With Republicans in Congress calling for deep cuts in an unfinished 2011 budget, the Obama Administration rolled out its fiscal 2012 budget request that makes good on the President's promise to support science. But the bind for the President is balancing increased spending for some science programs in an overall flat budget environment for R&D.
The 2012 request keeps R&D funding essentially flat at $148 billion, but increases nondefense R&D by 6.5% to $66.8 billion, with science education and technological innovation singled out for growth.
"These investments are an essential part of the budget my Administration is sending to Congress," President Obama said in a speech in Baltimore this week. "Because I'm convinced that if we out-build and out-innovate and out-educate, as well as out-hustle the rest of the world, the jobs and industries of our time will take root here in the U.S."
The complication stems from the fact that Congress has yet to set the current fiscal year's budget, which started on Oct. 1, 2010. As a result, budget growth for fiscal 2012 is marked against Congress' continuing budget resolution that funds the government until a final 2011 budget is passed. This stopgap measure sets funding for agencies at 2010 levels.
"This is a budget that our nation can be proud of," said John P. Holdren, the President's science and technology adviser and director of the White House Office of Science & Technology Policy. "It provides solid research and development investments to achieve game-changing advances in areas of crucial importance to America's future, including sustainable energy, information technology, advanced manufacturing, and science, technology, engineering, and mathematics education. At the same time, it reflects the President's strong commitment to fiscal discipline by cutting programs that were not competitive with our highest priority needs."
The President's budget request includes an increase of 17.6% for the National Science Foundation for a total R&D budget of $6.3 billion; 12.3% for the Department of Energy's Office of Science, for a total of $5.4 billion; and 34.3% for the National Institute of Standards & Technology, for a total of $679 million. The increases keep these R&D agencies on a budget-doubling path for the period 2006–17.
Education is another winner in the President's request. To support Obama's State of the Union pledge to prepare 100,000 science, technology, engineering, and math teachers over the next decade, the 2012 request provides $100 million for teacher-training programs at NSF and the Department of Education. It also tags $90 million to create an Advanced Research Projects Agency-Education to drive transformational improvement in education technology.
Another targeted priority in the request is clean energy development.
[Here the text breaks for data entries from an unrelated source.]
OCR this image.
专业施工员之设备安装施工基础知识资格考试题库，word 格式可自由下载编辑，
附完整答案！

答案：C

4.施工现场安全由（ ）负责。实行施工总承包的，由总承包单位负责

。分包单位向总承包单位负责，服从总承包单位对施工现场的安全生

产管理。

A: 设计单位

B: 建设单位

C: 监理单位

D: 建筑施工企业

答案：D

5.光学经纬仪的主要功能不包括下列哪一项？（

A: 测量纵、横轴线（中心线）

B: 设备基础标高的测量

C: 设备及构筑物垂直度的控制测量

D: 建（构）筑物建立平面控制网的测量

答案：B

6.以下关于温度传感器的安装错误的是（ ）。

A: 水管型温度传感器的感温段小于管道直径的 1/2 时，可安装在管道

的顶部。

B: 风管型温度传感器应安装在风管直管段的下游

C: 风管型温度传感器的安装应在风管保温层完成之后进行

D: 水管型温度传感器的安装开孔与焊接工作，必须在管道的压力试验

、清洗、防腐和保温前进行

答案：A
The budget would support R&D of clean energy sources by setting $550 million for the Energy Department's Advanced Research Projects Agency-Energy.
To support continued biomedical advances, the National Institutes of Health's budget would grow by 2.4% to $31.8 billion under the 2012 request.
The request would also encourage private-sector investment by permanently extending the R&D tax credit.
The science community welcomes the President's budget. "The President recognizes that our future depends on research," said William T. Tilman, president of the Federation of American Societies for Experimental Biology.
Similarly, American Chemical Society President Nancy B. Jackson said: "ACS applauds President Obama's leadership in strengthening science, technology, and engineering on all levels from research and discovery to business development and product commercialization with the goal of creating high-skill, high-value jobs and enhancing U.S. competitiveness."